The Forest Service and Park Service are working together on the comprehensive plan. A draft proposed action was released a few weeks ago. It includes trigger points that could signal a coming permit system as rivers become more crowded.

So far, Forest officials aren’t saying much about how a potential permit system would work if one is implemented. But locals have seen how other permit systems have worked on other rivers in the state, and they’re admittedly worried.

On the Smith River, for example, the state runs a lottery system and getting a permit to float the coveted stream is difficult.

They say the same could happen here — locals will get shoved out of the picture as the permits actually make things worse, not better.

Many rafters said the crowds right now are tolerable, and even when the rivers are busy, folks get along.

“Even the hint of a permit process seems kind of ludicrous,” Keele said.

But not everyone was against the idea of permits.

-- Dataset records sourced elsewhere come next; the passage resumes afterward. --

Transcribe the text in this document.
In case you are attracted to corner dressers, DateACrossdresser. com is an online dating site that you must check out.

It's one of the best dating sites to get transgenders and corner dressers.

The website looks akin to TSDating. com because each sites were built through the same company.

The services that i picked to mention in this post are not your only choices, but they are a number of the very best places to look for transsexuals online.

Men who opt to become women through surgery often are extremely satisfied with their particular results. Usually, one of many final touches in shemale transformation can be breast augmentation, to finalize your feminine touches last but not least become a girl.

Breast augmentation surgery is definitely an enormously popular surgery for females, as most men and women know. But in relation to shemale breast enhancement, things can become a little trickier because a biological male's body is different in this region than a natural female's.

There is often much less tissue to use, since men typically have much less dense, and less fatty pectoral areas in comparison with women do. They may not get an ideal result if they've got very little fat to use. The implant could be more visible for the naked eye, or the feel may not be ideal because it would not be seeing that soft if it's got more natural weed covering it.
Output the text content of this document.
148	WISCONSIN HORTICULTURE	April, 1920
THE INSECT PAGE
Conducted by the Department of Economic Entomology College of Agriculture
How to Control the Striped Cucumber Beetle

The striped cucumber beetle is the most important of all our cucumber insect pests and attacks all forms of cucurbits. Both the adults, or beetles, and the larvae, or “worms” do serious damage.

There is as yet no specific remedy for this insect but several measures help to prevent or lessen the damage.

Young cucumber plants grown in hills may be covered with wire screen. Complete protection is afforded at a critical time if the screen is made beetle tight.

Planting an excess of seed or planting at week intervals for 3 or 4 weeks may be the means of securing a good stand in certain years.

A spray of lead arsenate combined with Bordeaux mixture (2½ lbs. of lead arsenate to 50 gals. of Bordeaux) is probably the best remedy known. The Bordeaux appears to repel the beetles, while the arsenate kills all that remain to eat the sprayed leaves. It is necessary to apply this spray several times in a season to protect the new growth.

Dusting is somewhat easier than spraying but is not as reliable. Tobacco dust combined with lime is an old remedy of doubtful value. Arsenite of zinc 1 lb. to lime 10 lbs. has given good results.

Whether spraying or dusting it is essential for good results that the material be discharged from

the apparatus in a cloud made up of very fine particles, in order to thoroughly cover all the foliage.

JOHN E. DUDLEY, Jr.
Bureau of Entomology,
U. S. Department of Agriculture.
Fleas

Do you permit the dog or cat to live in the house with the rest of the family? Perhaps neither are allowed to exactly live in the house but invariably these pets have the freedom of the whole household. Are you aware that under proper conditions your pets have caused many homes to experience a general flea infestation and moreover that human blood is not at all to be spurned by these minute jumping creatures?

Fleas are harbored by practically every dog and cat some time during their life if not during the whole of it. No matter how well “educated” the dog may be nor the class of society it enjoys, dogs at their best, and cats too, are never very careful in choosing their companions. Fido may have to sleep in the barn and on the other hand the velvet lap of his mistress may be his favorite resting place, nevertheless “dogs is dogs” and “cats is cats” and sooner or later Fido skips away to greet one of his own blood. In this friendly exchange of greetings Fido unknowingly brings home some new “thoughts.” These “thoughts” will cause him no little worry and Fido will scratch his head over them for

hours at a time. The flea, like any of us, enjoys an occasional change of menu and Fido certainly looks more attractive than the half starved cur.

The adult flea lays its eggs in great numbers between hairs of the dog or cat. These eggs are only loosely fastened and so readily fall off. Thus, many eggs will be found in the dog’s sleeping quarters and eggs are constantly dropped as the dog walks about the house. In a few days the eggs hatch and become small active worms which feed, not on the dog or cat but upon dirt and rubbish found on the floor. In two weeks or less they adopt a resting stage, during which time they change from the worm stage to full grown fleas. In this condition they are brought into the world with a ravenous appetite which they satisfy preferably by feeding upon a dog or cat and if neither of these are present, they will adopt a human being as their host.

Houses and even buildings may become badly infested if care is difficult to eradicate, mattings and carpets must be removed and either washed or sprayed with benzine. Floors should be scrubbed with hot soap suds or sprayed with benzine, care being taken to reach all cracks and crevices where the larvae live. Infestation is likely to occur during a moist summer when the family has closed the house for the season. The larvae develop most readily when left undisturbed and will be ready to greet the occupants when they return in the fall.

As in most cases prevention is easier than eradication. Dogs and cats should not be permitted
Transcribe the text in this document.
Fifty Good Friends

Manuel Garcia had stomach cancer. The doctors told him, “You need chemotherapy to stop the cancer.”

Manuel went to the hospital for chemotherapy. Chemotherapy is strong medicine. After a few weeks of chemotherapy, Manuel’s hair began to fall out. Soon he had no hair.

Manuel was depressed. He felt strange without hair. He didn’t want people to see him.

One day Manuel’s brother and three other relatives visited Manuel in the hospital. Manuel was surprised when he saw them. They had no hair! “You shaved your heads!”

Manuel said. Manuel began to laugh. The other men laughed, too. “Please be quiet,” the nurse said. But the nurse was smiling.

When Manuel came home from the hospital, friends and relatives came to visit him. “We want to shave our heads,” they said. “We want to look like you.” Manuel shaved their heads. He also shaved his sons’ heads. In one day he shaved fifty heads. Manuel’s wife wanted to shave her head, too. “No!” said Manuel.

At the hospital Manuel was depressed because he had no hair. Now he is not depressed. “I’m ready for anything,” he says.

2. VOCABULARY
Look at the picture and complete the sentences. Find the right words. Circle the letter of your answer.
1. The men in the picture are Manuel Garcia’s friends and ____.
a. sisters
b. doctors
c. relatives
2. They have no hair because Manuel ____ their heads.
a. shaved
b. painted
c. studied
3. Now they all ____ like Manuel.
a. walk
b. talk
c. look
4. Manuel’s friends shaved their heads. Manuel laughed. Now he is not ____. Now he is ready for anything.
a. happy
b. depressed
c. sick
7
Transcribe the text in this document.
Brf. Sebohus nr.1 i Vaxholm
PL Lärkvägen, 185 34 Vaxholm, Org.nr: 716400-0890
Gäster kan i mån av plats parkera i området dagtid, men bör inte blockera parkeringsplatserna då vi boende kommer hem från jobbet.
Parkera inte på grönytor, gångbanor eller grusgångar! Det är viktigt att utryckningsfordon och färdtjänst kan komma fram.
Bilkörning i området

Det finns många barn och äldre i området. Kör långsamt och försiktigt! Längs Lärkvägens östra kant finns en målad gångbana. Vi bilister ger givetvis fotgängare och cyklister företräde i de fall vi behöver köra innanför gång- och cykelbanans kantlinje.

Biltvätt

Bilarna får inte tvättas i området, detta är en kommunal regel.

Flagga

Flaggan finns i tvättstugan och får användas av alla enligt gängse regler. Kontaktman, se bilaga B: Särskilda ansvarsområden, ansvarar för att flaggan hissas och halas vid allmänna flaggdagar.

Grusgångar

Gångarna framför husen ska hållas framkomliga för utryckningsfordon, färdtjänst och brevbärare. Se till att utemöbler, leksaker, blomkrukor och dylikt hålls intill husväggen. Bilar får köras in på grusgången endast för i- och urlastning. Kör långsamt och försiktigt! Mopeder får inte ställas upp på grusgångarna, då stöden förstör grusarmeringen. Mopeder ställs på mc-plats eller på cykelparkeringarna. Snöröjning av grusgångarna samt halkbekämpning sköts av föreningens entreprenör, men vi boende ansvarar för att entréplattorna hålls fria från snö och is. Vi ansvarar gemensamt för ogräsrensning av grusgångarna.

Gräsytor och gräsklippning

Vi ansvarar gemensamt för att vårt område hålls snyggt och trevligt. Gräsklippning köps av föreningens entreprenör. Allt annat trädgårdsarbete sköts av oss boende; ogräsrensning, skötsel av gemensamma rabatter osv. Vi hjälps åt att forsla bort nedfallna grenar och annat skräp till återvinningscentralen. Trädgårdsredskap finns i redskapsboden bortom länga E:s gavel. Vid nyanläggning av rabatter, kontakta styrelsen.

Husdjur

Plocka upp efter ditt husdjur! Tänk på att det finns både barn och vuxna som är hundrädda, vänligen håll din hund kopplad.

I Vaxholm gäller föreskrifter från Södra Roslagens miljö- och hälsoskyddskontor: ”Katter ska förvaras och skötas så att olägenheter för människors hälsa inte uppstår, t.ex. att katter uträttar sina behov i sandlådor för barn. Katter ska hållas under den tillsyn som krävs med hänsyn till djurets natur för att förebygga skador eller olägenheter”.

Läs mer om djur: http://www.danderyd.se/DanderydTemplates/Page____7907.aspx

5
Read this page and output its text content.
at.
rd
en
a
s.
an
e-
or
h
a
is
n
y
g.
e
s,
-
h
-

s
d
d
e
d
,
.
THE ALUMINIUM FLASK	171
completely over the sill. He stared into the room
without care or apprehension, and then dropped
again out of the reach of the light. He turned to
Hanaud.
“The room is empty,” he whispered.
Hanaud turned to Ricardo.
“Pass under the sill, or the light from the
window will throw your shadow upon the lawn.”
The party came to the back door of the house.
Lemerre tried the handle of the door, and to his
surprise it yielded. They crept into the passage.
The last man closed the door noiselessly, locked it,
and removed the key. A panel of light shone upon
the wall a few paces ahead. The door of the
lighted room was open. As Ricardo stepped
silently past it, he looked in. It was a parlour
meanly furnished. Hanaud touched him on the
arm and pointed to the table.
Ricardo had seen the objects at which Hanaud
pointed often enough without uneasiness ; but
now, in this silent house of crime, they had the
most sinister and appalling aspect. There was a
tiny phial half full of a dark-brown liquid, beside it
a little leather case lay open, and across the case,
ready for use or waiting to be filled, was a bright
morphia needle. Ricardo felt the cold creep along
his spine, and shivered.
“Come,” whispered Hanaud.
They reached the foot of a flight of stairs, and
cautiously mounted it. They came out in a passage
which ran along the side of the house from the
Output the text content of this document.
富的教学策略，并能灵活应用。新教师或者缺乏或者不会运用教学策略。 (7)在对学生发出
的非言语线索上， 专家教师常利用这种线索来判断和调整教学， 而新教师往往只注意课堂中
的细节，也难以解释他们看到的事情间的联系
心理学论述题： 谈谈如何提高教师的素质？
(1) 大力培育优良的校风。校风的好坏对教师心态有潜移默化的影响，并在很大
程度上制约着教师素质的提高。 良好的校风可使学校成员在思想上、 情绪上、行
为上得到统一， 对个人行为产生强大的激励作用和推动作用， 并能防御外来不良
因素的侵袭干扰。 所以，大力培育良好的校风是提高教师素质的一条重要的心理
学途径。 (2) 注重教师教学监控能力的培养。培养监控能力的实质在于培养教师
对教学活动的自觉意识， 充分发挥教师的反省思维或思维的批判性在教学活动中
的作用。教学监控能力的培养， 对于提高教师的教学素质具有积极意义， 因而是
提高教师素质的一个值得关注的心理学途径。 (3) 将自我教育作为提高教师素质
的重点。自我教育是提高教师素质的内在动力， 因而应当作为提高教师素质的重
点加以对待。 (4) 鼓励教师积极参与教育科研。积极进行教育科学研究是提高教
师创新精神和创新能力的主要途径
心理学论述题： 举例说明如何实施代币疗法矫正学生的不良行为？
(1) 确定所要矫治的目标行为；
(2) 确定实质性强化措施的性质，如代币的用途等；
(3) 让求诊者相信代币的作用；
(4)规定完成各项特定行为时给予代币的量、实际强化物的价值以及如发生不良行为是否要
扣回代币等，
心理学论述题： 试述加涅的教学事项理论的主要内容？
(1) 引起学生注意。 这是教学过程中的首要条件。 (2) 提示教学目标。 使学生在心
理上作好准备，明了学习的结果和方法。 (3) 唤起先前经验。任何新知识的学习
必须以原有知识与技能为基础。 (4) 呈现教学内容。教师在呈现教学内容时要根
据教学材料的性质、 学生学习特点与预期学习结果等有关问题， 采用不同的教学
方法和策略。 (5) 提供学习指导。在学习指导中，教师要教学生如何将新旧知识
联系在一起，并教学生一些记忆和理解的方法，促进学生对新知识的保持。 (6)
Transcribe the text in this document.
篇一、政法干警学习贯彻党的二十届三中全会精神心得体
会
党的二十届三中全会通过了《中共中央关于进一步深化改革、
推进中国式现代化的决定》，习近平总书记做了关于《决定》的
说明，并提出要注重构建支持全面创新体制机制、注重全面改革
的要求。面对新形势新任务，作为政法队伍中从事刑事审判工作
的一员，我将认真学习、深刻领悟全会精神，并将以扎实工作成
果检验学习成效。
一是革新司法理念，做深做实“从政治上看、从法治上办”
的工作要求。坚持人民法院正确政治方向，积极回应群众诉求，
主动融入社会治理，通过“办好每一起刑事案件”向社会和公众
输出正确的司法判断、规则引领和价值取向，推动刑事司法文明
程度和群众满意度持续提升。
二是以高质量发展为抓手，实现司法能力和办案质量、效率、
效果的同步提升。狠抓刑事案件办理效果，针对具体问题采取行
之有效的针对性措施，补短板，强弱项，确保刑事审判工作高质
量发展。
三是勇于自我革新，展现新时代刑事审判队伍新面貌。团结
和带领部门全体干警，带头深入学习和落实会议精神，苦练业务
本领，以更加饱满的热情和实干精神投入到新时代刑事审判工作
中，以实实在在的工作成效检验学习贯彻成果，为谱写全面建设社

Resident Michele Colliander said she wouldn’t object to paying an annual fee, like a fishing license, to float the rivers.

Bob Jordan, the former owner of Wild River Adventures, also attended the meeting. He is no longer in the commercial outfitting business, but he did note that the current infrastructure, like launch sites, can get overloaded. For example, on the busiest days, finding a parking spot and Blankenship is difficult. He said he hoped that the planning process didn’t turn the public against commercial outfitting. In a later email, he suggested a citizen advisory group could be formed and local nonprofit groups could assist with raising funds to help facilitate staff that could handle crowding issues.

But things aren’t getting off on the right foot.

The crowd wasn’t happy with the way the Forest Service ran the meeting. They clearly wanted to vent some frustration, but the meeting was held in an open-house fashion, with different tables for different sections of the river system.

Still, many folks gave the Forest Service an earful, and took time to vent their displeasure with the agency.

The Forest Service noted the plan is still in draft form and no decisions have been made. They also noted that the Wild and Scenic Rivers Act requires the agency to create a comprehensive plan.

“The intent is not to lock the rivers up,” said Leanne Roulson, of HydroSolutions, a Montana firm the Forest Service has retained to help formulate the plan.

But for many local floaters, they largely remain unconvinced.